3 Words Could Increase Drug Costs By $1.2B Annually
Arizona governor Jan Brewer has generated a lot of press lately and a lot of jokes with her proposal to require some of the state's Medicaid members pay an annual $50 fine for engaging in certain unhealthy behaviors like being obese and smoking.
Google "Arizona + obesity" and more than 6.8 million results from last week appear concerning Brewer's fee proposal along with plenty of references to a so-called flab-and-fat tax.
I have no opinion about the fairness of a flab tax, but it does make me think about how easily our national debate about healthcare can be bogged down and distracted by some nickel-and-dime proposals. If every man, woman and child in Arizona's Medicaid program paid the fine the state's coffers would swell by $50 million, which is a drop in the state's annual $8.9 billion Medicaid budget.
Meanwhile, according to a recent study, three words cost our healthcare system several billion dollars each year. "Dispense as written," or DAW is used by some physicians to avoid the generic equivalent of brand name drugs. Some states allow the patients themselves to request a brand name drug even if the prescribing physician will allow generics.

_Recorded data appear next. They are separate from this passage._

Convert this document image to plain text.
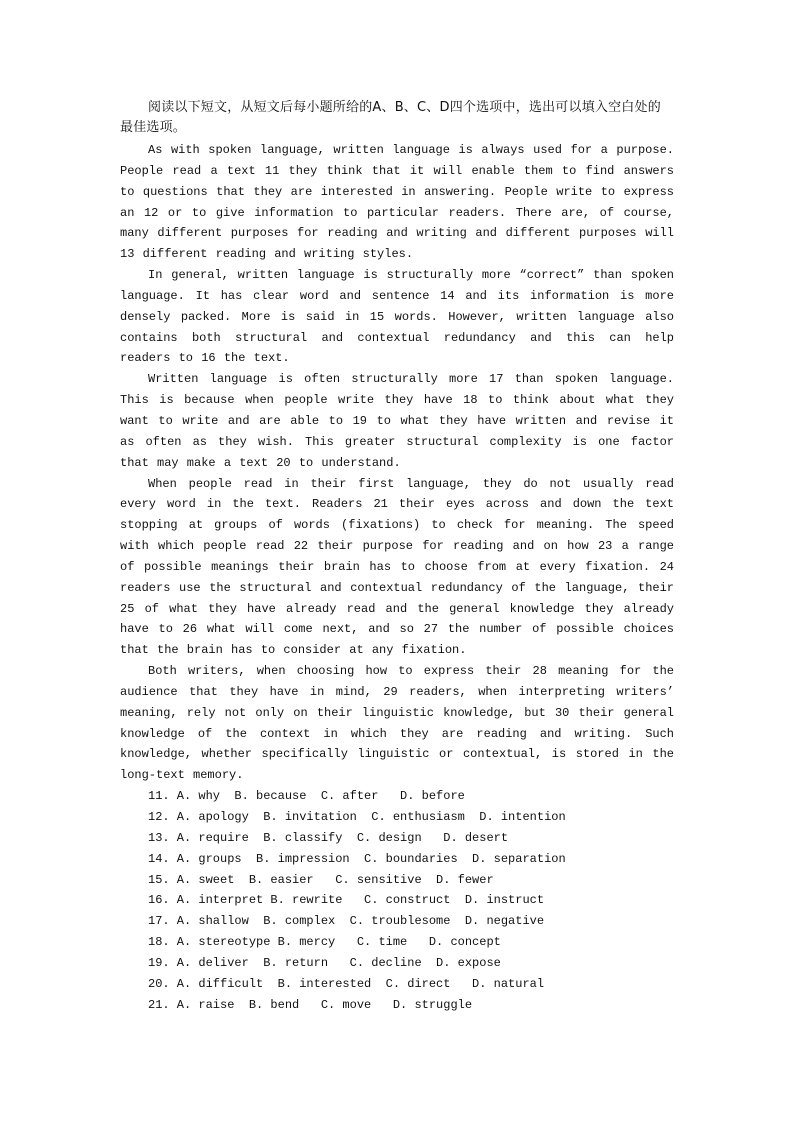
阅读以下短文，从短文后每小题所给的A、B、C、D四个选项中，选出可以填入空白处的最佳选项。

As with spoken language, written language is always used for a purpose. People read a text 11 they think that it will enable them to find answers to questions that they are interested in answering. People write to express an 12 or to give information to particular readers. There are, of course, many different purposes for reading and writing and different purposes will 13 different reading and writing styles.

In general, written language is structurally more “correct” than spoken language. It has clear word and sentence 14 and its information is more densely packed. More is said in 15 words. However, written language also contains both structural and contextual redundancy and this can help readers to 16 the text.

Written language is often structurally more 17 than spoken language. This is because when people write they have 18 to think about what they want to write and are able to 19 to what they have written and revise it as often as they wish. This greater structural complexity is one factor that may make a text 20 to understand.

When people read in their first language, they do not usually read every word in the text. Readers 21 their eyes across and down the text stopping at groups of words (fixations) to check for meaning. The speed with which people read 22 their purpose for reading and on how 23 a range of possible meanings their brain has to choose from at every fixation. 24 readers use the structural and contextual redundancy of the language, their 25 of what they have already read and the general knowledge they already have to 26 what will come next, and so 27 the number of possible choices that the brain has to consider at any fixation.

Both writers, when choosing how to express their 28 meaning for the audience that they have in mind, 29 readers, when interpreting writers’ meaning, rely not only on their linguistic knowledge, but 30 their general knowledge of the context in which they are reading and writing. Such knowledge, whether specifically linguistic or contextual, is stored in the long-text memory.

11. A. why  B. because  C. after   D. before

12. A. apology  B. invitation  C. enthusiasm  D. intention

13. A. require  B. classify  C. design   D. desert

14. A. groups  B. impression  C. boundaries  D. separation

15. A. sweet  B. easier   C. sensitive  D. fewer

16. A. interpret B. rewrite   C. construct  D. instruct

17. A. shallow  B. complex  C. troublesome  D. negative

18. A. stereotype B. mercy   C. time   D. concept

19. A. deliver  B. return   C. decline  D. expose

20. A. difficult  B. interested  C. direct   D. natural

21. A. raise  B. bend   C. move   D. struggle
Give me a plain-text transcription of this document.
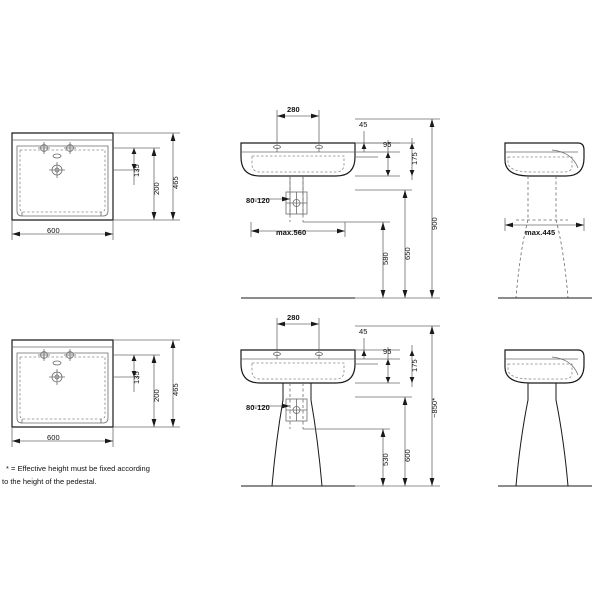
600
465
200
135
280
45
95
175
80-120
max.560
580 650
900
max.445
600
465
200
135
280
45
95
175
80-120
530 600
~850*
* = Effective height must be fixed according
to the height of the pedestal.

Researchers at Harvard University, Brigham and Women's Hospital and CVS Caremark studied 5.6 million prescriptions for 2 million patients. Here is what they discovered:
- Some 4.7% of the prescriptions were designated as DAW.
- For the most part physicians, used DAW when no generic alternatives were available.
- In 2% of the prescriptions, patients opted for brand name drugs even when a generic version was available and the physician approved the substitution.